Elle mentionne encore dans ce même courrier : "en tant que fournisseur, nous avons obtempéré à votre décision....Nous tenons cependant à souligner le caractère abrupt de cette décision qui est sans préavis et qui n'est pas dans la droite ligne des relations de confiance que nous avions établies à ce jour".
Il s'évince de ces termes, sauf à en dénaturer le sens, que les parties ont bien mis un terme à leurs relations et aux prestations qu'elles induisent. La société INGEREM prétend que la société ECM se serait également engagée à lui rétrocéder, sous forme de commissions, "30% de la marge générée par les affaires"selon accord visé dans la lettre précitée du 17 décembre 2003. Cependant, aucun document opposable à la société ECM n'établit la preuve d'un tel accord dont la société ECM a contesté la teneur dès le 2 janvier 2004 selon courrier en réponse puis par courriers postérieurs et note protestative du 3 septembre 2004. De même la proposition de convention du 24 décembre 2002 qui certes n'a pas été signée par la société ECM mais a été exécutée pour l'année 2003 ainsi qu'il a été dit ci-dessus, ne fait aucunement état d'un tel interessement.

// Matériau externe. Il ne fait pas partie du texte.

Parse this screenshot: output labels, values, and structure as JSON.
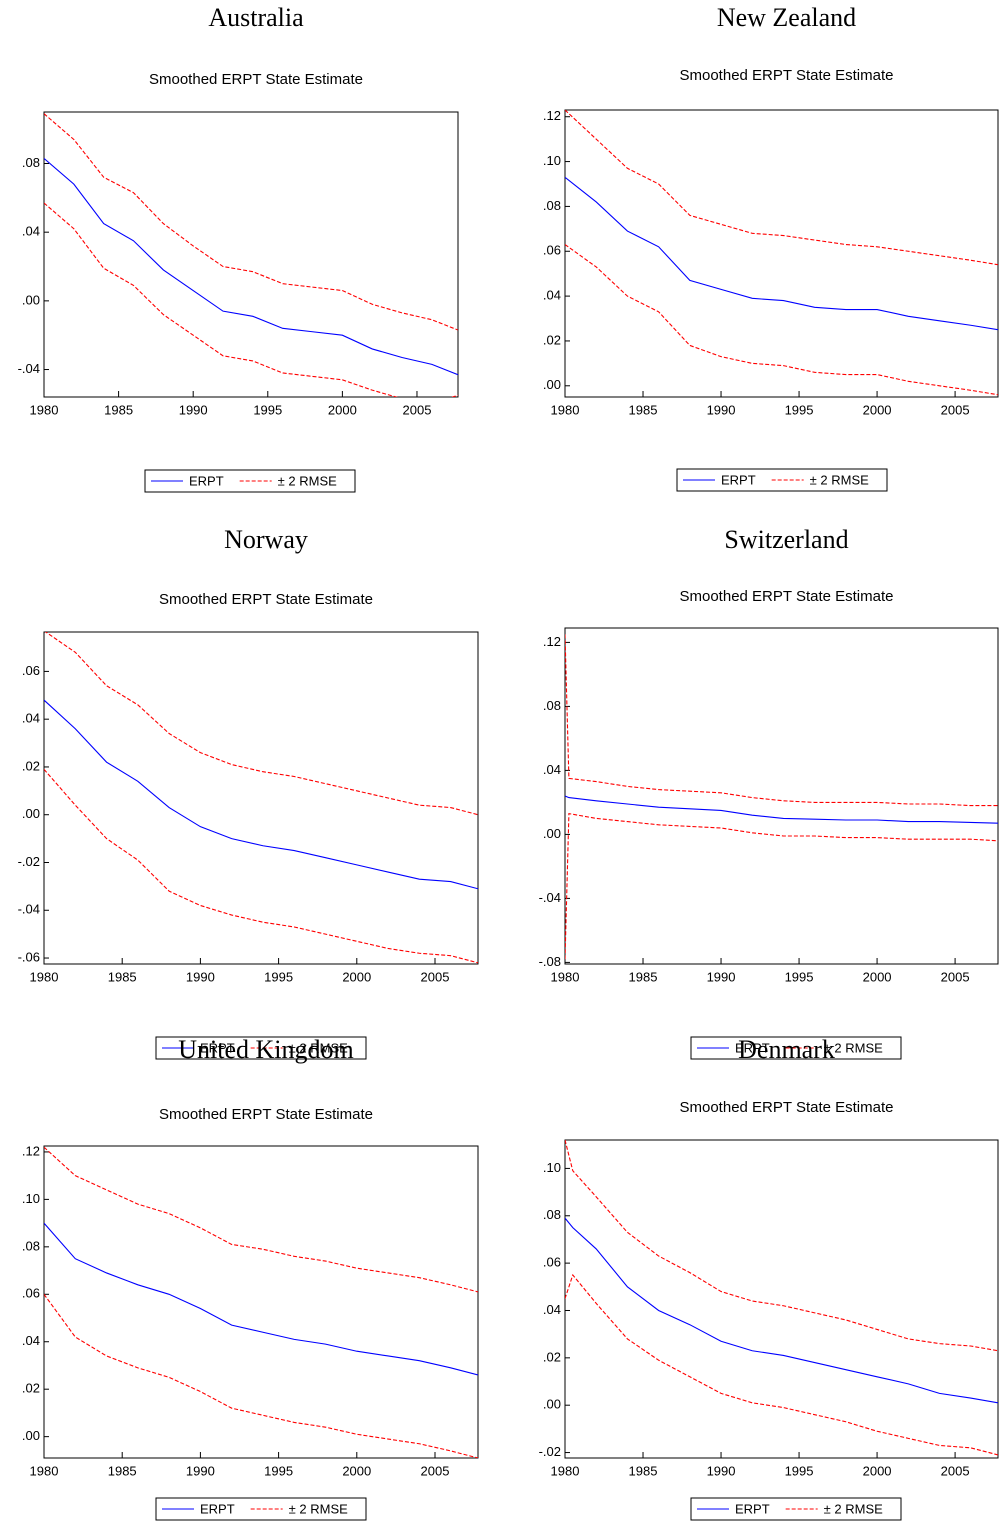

Enfin la production non commentée de cahiers de notes manuscrites diverses et variées et difficilement compréhensibles dont l'auteur n'est pas identifié est inopérante dans la mesure où la société INGEREM n'explique pas de quelle note résulterait la preuve de l'accord prétendu.
Il s'évince de l'ensemble de ces éléments que les factures litigieuses établies sur ses seules commissions provisionnelles ne sont pas fondées et qu'ainsi la société INGEREM ne dispose d'aucune créance certaine à opposer à la société ECM.
Sa demande est rejetée et le jugement est infirmé en toutes ces dispositions.
Sur les demandes annexes :
Le rejet de la demande principale rend sans objet la demande en paiement de dommages intérêts pour résistance abusive.
Mais dès lors que la demande principale a été accueillie par les premiers juges, la société ECM ne peut pas plus conclure utilement en appel à une procédure abusive initiée par la société INGEREL.
Il n'y a donc pas lieu à paiement de dommages intérêts au profit de quiconque.
Aucune cause économique ou d'équité en revanche ne conduit à écarter l'application de l'article 700 du Code de procédure civile.
La société INGEREM qui succombe dans ses prétentions supportera les dépens d'appel et de première instance.
PAR CES MOTIFS
LA COUR, statuant publiquement et contradictoirement,
Reçoit l'appel;
Infirme le jugement déféré rendu par le Tribunal de Commerce d'Aix-en-Provence;
Et statuant à nouveau :
Déboute la société INGEREM de l'intégralité de ses demandes;
Déboute la société ECM de sa demande en paiement de dommages intérêts;
Condamne la société INGEREM à lui payer la somme de 3.000 € (trois mille euros) en application de l'article 700 du Code de procédure civile.
La condamne aux dépens tant de première instance que d'appel et autorise la SCP COHEN-GUEDJ, avoués à les recouvrer suivant les dispositions de l'article 699 du Code de procédure civile.